FRANCE PIZZA. Qu’est-ce qui vous plaît autant dans cette recette ?

JEANNE BEAUVAIS. J’aime dans le pesto ce qu’il a d’élémentaire : 7 ingrédients, pas de cuisson et un unique ustensile primitif. On pourrait imaginer qu’à partir de là, tous les pesto se ressembleront, pourtant non. Les proportions, l’ordre d’introduction des ingrédients et le geste donnent une infinité de goûts et de nuances de vert possibles (du vert vif au vert foncé si les feuilles se sont oxydées). Cette apparente simplicité s’accompagne d’une sérieuse exigence sur l’origine des ingrédients : la variété du basilic D.O.P. (origine protégée) aux petites feuilles tendres et courbées qui pousse sous serre dans les environs de Gênes, l’ail de Vessalico, le gros sel de mer de Trapani, le parmesan D.O.P. affiné 24 mois, le pecorino fiore sardo D.O.P., les pignons italiens et l’huile d’olive de la Riviera ligure, au goût particulièrement doux. Basilic, pecorino, huile d’olive, parmesan, ail…Tous les ingrédients du pesto sont bons séparément.

 

"Je connais bien l’Italie, que j’aime du nord au sud, plus que tout autre pays, pour sa beauté, ses sonorités, ses musiques (les chants populaires notamment), la Méditerranée, et évidemment sa cuisine. Je m’y sens toujours bien".

 

FRANCE PIZZA.Vous souvenez-vous de votre 1ère dégustation de pesto? Quelles émotions avez-vous ressenties ?
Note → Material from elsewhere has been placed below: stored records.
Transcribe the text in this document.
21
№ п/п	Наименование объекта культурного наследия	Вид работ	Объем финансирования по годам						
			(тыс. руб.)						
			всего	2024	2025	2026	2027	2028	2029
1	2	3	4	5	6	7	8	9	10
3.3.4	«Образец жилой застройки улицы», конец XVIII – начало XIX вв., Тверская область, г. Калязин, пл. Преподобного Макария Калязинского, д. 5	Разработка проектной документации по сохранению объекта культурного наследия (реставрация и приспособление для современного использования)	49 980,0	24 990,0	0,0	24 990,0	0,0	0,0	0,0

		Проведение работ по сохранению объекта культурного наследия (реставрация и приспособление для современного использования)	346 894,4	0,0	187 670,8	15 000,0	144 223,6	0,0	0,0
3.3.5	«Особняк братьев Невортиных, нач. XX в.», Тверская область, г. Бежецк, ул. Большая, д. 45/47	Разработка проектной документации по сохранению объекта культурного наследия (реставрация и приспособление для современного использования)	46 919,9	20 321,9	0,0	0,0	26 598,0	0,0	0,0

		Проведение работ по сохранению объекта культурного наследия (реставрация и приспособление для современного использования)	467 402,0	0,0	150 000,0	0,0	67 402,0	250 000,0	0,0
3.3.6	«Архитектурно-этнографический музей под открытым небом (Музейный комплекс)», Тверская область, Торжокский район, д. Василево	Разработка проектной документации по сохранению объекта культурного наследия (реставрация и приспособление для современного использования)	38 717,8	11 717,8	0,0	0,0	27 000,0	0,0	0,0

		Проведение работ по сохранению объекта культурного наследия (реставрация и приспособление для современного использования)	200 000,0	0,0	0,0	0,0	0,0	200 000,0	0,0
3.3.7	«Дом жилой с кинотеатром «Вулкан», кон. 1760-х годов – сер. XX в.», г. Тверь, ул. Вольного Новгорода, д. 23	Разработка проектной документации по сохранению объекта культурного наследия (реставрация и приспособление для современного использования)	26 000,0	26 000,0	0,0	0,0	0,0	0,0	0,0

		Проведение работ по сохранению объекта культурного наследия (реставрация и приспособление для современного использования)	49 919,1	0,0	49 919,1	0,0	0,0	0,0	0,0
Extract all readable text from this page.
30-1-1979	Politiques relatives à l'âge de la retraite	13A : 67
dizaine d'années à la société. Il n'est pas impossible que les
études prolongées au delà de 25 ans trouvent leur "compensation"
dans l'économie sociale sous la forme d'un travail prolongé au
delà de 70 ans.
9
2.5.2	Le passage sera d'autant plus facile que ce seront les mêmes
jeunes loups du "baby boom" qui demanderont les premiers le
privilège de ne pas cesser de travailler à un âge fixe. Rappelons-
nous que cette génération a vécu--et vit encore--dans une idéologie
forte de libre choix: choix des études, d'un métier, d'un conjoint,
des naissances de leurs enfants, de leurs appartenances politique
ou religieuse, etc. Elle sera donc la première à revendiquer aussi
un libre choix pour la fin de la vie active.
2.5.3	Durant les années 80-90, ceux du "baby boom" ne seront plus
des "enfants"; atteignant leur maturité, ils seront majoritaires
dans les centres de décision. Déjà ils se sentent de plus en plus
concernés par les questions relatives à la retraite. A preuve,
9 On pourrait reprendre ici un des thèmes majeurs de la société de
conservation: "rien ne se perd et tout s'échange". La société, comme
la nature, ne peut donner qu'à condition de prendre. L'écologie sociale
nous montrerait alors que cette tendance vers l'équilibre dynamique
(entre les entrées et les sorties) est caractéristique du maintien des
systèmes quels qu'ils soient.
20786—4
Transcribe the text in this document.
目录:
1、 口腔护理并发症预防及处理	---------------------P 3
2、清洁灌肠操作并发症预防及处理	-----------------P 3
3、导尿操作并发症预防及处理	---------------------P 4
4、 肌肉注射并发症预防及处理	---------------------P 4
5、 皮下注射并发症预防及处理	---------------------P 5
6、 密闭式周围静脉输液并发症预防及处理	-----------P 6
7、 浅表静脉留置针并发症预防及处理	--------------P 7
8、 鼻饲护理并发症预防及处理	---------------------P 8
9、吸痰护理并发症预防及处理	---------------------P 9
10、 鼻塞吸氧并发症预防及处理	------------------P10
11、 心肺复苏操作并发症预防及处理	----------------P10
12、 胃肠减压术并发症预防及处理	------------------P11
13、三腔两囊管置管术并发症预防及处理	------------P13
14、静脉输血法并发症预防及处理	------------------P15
JEANNE BEAUVAIS. Ma 1ère dégustation de pesto est trop lointaine pour que je m’en souvienne, mais je me souviens parfaitement de la dernière. C’était à la Trattoria delle Grazie, à Gênes. Le pesto n’était pas servi avec des trofie mais avec des mandilli (« mouchoirs de soie ») qui sont des pâtes ligures plates, comme de fines feuilles de lasagne. La douceur de ces mandilli déposés comme un drap froissé, couverts d’un pesto fin et généreux, faisaient de cette assiette une perfection dont je suis encore émue.

 

FRANCE PIZZA. Vous souvenez-vous du 1er pesto que vous avez réalisé ?

JEANNE BEAUVAIS. Je ne m’en souviens pas, mais ce devait être au mixeur, ce qui n’est qu’un demi-sacrilège. J’aime le préparer au mortier pour la beauté de l’outil, pour le sentiment qu’il donne de répéter un geste ancestral, et parce qu’il n’a pas exactement le même goût, mais si l’électricité avait précédé l’invention du pesto, jamais personne ne l’aurait fait au mortier !

FRANCE PIZZA. Connaissez-vous l’Italie? 

JEANNE BEAUVAIS. Je connais bien l’Italie, que j’aime du nord au sud, plus que tout autre pays, pour sa beauté, ses sonorités, ses musiques (les chants populaires notamment), la Méditerranée, et évidemment sa cuisine. Je m’y sens toujours bien. Pendant mes études, j’ai vécu 6 mois en Lombardie, à Pavia, et plus récemment, j’ai passé un mois en Sicile, à Ortigia.

 

FRANCE PIZZA. Le championnat aura lieu à Gênes, connaissez-vous cette ville ?

JEANNE BEAUVAIS. Récemment, j’ai effectué  un voyage à Gênes de mon propre chef. Il me restait quelques jours de vacances à prendre. J’ai vécu à Pavie et j’avais envie de revoir des amis. J’ai eu envie de voir Gênes, de revoir la mer. Sans le concours, je n’y serais pas allée. Je parle l’italien que j’ai pris comme 2ème langue au collège et lycée et puis j’ai vécu à Pavie.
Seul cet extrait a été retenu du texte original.